At present the council has the plans for three of the stretches, which have been drawn up by municipal technicians. These are the extension to the promenade at La Chimenea-Playa Bella, Cabo Bermejo-Residencial San Jaime, and Mar Azul-Hotel Kempinski.
The four million euros this initiative in Estepona will cost have already been allocated. Seventy per cent will come from funding under the Plan Qualifica and the remaining 30 per cent will be paid by the council.
For this reason, the project needs to be carried out quickly because the funding must be used this year. “The idea is for the works to be finished in December, so we are arranging for the plans to be drawn up, the reports to be prepared and the contracting conditions to be laid down at the same time so the works can start as soon as possible,” explains Town Planning councillor Susana Arahuetes.
As in Marbella, the new stretches of coastal path in Estepona will include pedestrian walkways, wooden bridges, compacted clay or paving, depending on the characteristics of each area. The extension of the seafront promenade will be completed in different stretches: Hacienda Beach-La Chimenea, Punta de la Playa, Kempinski-Laguna Village, Laguna Village-Dominion Beach, Dominion Beach-Bahía del Velerín, Residencial San Jaime-Park Beach, Saladillo, Benamara-Playa Baños, and Alcazaba Beach-Pinillos.
For the moment, advancing in the Marbella direction (through the Guadalmina area) is not included in the most immediate plans for the coastal path although, as Estepona’s Town Planning councillor admits, “nothing is impossible”. The connection between the two municipalities will not only have to pass through Guadalmina but also Isdabe, where numerous properties are very close to the beach. “It can be done. We have to think of different options to find the most suitable one for each stretch,” says Susana Arahuetes.
As in the neighbouring municipalities, the idea of extending the seafront promenade in Estepona is not only for tourism but also for environmental reasons and the need to protect the coast.
“The problem we are finding is that many of the walking areas that already exist are no use because they come to an end and they are not in good condition. The idea is to provide continuity and encourage people to walk. With some of the new stretches, we will put an end to situations which exist at present, such as having to use the car to travel from one residential development to another because there is no other way,” explains the councillor.

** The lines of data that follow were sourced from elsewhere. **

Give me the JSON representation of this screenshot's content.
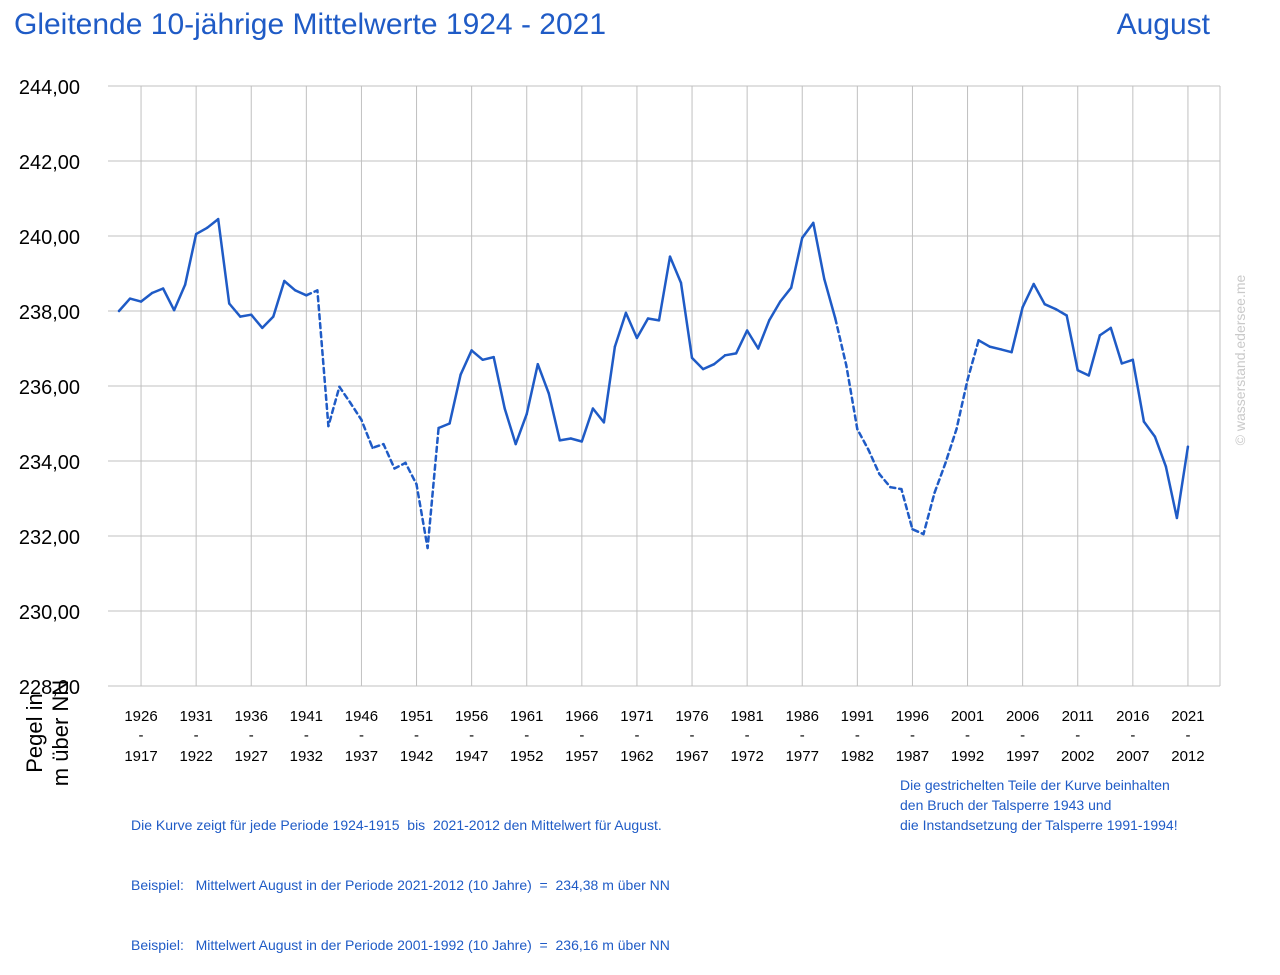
{
  "title": "Gleitende 10-jährige Mittelwerte 1924 - 2021",
  "month": "August",
  "watermark": "© wasserstand.edersee.me",
  "ylabel_line1": "Pegel in",
  "ylabel_line2": "m über NN",
  "notes_left": [
    "Die Kurve zeigt für jede Periode 1924-1915  bis  2021-2012 den Mittelwert für August.",
    "Beispiel:   Mittelwert August in der Periode 2021-2012 (10 Jahre)  =  234,38 m über NN",
    "Beispiel:   Mittelwert August in der Periode 2001-1992 (10 Jahre)  =  236,16 m über NN"
  ],
  "notes_right": [
    "Die gestrichelten Teile der Kurve beinhalten",
    "den Bruch der Talsperre 1943 und",
    "die Instandsetzung der Talsperre 1991-1994!"
  ],
  "chart_data": {
    "type": "line",
    "line_color": "#1f5bc6",
    "grid_color": "#c0c0c0",
    "grid": true,
    "ylim": [
      228,
      244
    ],
    "yticks": [
      "228,00",
      "230,00",
      "232,00",
      "234,00",
      "236,00",
      "238,00",
      "240,00",
      "242,00",
      "244,00"
    ],
    "xticks_top": [
      "1926",
      "1931",
      "1936",
      "1941",
      "1946",
      "1951",
      "1956",
      "1961",
      "1966",
      "1971",
      "1976",
      "1981",
      "1986",
      "1991",
      "1996",
      "2001",
      "2006",
      "2011",
      "2016",
      "2021"
    ],
    "xticks_sep": "-",
    "xticks_bottom": [
      "1917",
      "1922",
      "1927",
      "1932",
      "1937",
      "1942",
      "1947",
      "1952",
      "1957",
      "1962",
      "1967",
      "1972",
      "1977",
      "1982",
      "1987",
      "1992",
      "1997",
      "2002",
      "2007",
      "2012"
    ],
    "x_start": 1924,
    "dashed_ranges": [
      [
        1941,
        1953
      ],
      [
        1989,
        2002
      ]
    ],
    "series": [
      {
        "values": [
          238.0,
          238.33,
          238.25,
          238.48,
          238.6,
          238.02,
          238.7,
          240.05,
          240.22,
          240.45,
          238.2,
          237.85,
          237.9,
          237.55,
          237.85,
          238.8,
          238.55,
          238.42,
          238.55,
          234.93,
          235.98,
          235.55,
          235.1,
          234.35,
          234.45,
          233.8,
          233.95,
          233.38,
          231.68,
          234.88,
          235.0,
          236.3,
          236.95,
          236.7,
          236.77,
          235.4,
          234.45,
          235.25,
          236.58,
          235.8,
          234.55,
          234.6,
          234.52,
          235.4,
          235.03,
          237.05,
          237.95,
          237.28,
          237.8,
          237.75,
          239.45,
          238.75,
          236.75,
          236.45,
          236.58,
          236.82,
          236.87,
          237.48,
          237.0,
          237.75,
          238.25,
          238.62,
          239.95,
          240.35,
          238.85,
          237.8,
          236.55,
          234.85,
          234.3,
          233.65,
          233.3,
          233.25,
          232.18,
          232.05,
          233.15,
          233.95,
          234.85,
          236.16,
          237.22,
          237.05,
          236.98,
          236.9,
          238.1,
          238.72,
          238.18,
          238.05,
          237.88,
          236.42,
          236.28,
          237.35,
          237.55,
          236.6,
          236.7,
          235.05,
          234.65,
          233.85,
          232.48,
          234.38
        ]
      }
    ]
  }
}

Cliffs, streams and stony areas have acted as natural barriers for years, making it impossible for people to walk for very far beside the sea. Now, the plans being put into effect by these Town Halls on the western coast will mean that many of these obstacles can be overcome. However, it will not be easy. Marbella’s experience has shown that it can take months to prepare a single stretch of coastal path. The need to protect the environment demands special care when carrying out the works, and specific materials have to be employed. The coastline is different in each municipality, but the work which is being done now may eventually result in a single seafront promenade linking the three different areas.